Прощай, Жигули!
Прощай, богатырские кручи!
А левым берегом бежала конница. Мелькали копья, лохматые гривы ногайских коней, черные и серые бараньи шапки.
– Степью пахнет, батька, – завистливо поглядывая на вершников, блаженно крякнул Нечайка.
– А не сменить ли нам казаков? – ступил к атаману Васюта Шестак.
Болотникова и самого подмывало в степное приволье.
– Сменим… Гребцы, примай к берегу!
– Любо, батька! – возрадовались есаулы.
Струг ткнулся о берег; спустили якоря, кинули дощатые сходни.
– Тебе, Нагиба, оставаться на струге. Поведешь караван, – повелел Болотников.
Высыпали на берег, замахали шапками наездникам, державшимся в полуверсте. Каждый был одвуконь, имея в запасе проворную горбоносую басурманскую лошадь.
С атаманом и есаулами очутился и Первушка. Ему не терпелось взмахнуть на коня: только в степи и можно почувствовать себя настоящим казаком.
Сменили вершников и легким наметом поскакали вдоль крутояра. Первушка держался молодцом, сидел в седле крепко, глаза его сияли.
– Эге, да ты и впрямь удалец, – похвалил парня Болотников.
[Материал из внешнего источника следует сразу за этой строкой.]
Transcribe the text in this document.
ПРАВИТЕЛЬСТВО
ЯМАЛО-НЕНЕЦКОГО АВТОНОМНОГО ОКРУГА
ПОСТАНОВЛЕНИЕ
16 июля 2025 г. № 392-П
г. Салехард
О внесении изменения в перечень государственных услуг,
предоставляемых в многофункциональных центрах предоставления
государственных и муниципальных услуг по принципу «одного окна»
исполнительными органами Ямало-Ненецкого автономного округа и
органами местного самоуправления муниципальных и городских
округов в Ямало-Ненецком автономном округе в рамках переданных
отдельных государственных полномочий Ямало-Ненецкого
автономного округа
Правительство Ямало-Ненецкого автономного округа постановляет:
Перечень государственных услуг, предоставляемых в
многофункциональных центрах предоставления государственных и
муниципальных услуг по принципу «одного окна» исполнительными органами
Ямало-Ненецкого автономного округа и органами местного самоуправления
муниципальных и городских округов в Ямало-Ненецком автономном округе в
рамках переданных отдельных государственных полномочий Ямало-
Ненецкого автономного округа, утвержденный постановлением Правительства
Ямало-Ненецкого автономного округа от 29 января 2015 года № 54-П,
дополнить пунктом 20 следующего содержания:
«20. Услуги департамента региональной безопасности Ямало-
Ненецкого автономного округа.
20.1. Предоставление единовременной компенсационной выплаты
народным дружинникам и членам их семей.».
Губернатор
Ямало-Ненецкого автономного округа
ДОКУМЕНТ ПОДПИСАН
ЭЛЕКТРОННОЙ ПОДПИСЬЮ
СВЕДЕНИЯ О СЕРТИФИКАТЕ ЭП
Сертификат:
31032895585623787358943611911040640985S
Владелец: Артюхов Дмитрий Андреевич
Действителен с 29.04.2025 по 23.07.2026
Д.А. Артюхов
Первушка раскраснелся, огрел плеткой коня и полетел впереди станицы.
Есаулы рассмеялись:
– Ишь, как Гаруня наловчил сына.
– Славный детина.
– Вот и еще Дону казак!
А далеко влево простиралась степь. Серебрились длинные макушки ковыля, тонули в буйных зарослях чернобыла и табун-травы буераки, увалы и лощины, маячили в лиловой мгле холмы и курганы, высоко парили в ясном бирюзовом небе коршуны.
Болотников полной грудью вдыхал запахи трав, любовался степной ширью, и на душе его становилось все светлей и радостней. Степь оживила, влила новые силы. Он бодро и весело глянул на есаулов, молвил:
– Пригоже в степи, други.
– Пригоже, батько. Скоро будем в станице.
– Скоро, други!
Версты через три донеслись запахи гари. Затем увидели казаки черные дымы пожарищ.
– Деревенька горит. А ну поспешим, донцы! – пришпорил коня Болотников.
Догорали курные срубы. Из лопухов выполз древний немощный старец. Скорбно и тихо, тряся головой, молвил:
– Беда, православные. Татаре набежали… Стариков в огонь покидали, молодых в полон свели.
– Велика ли орда, старче? – переменившись в лице, спросил Болотников.
– Да, почитай, с сотню.
– Куда снялись ордынцы?
– В степь, сынок. Никак к холмам подались, – обессиленно махнул рукой старец.
Иван обратился к станице:
– А не настичь ли поганых, други? Ужель татарве по степи гулять дозволим? Вызволим сестер и братьев из полона!
– Вызволим, батька!
– Гайда на ордынцев!
– Гайда, други!
Казаки ринулись в степь. Лихо летели кони! Развевались длинные гривы, сверкали сабли. Приближалась гряда холмов. Болотников остановил повольницу.
– Разобьемся на два крыла. Ежели татары за холмами – возьмем в кольцо. Скачи, други!
И вновь, как на крыльях, полетели кони, и вновь за^-полыхали серебром острые сабли.
А татары и в самом деле оказались за холмами. Делили добычу. Заметив казаков, переполошились. Откуда взялись эти руситы?! Там, позади, выжженная деревня да река Итиль.
Появление урусов было настолько стремительным и неожиданным, что ордынцы едва успели вскочить на коней. Бросив полон и набитые добром чувалы, они помчались в глубь степи.
– Достанем, злыдни! – разгоряченный преследованием, воскликнул Болотников. Около получаса продолжалась бешеная скачка. Татары почему-то вдруг свернули к лощине, а казаки уже висели на хвостах ордынских коней; еще миг – и полетят басурманские головы.
Иван, скакавший впереди, настиг кочевника и взмахнул мечом. Татарин свалился с коня, но Болотников вдруг в замешательстве осадил вздыбившегося Гнедка: в лощине затаилось многотысячное ордынское войско. То был тумен мурзы Давлета, набежавшего за добычей в волжское понизовье.
– Вспять, вспять, донцы! – гаркнул Иван.
Но было уже поздно: казаки врезались в самую гущу врагов. Сеча была короткой, но лютой. Донцы бились дерзко и отважно.
Неистовствовал Болотников, его богатырский меч вырубал улицы в татарском войске.
– Взять в полон! – изумленный силой могучего уруса, свирепо закричал мурза.
Свистнул крученый аркан, захлестнул горло.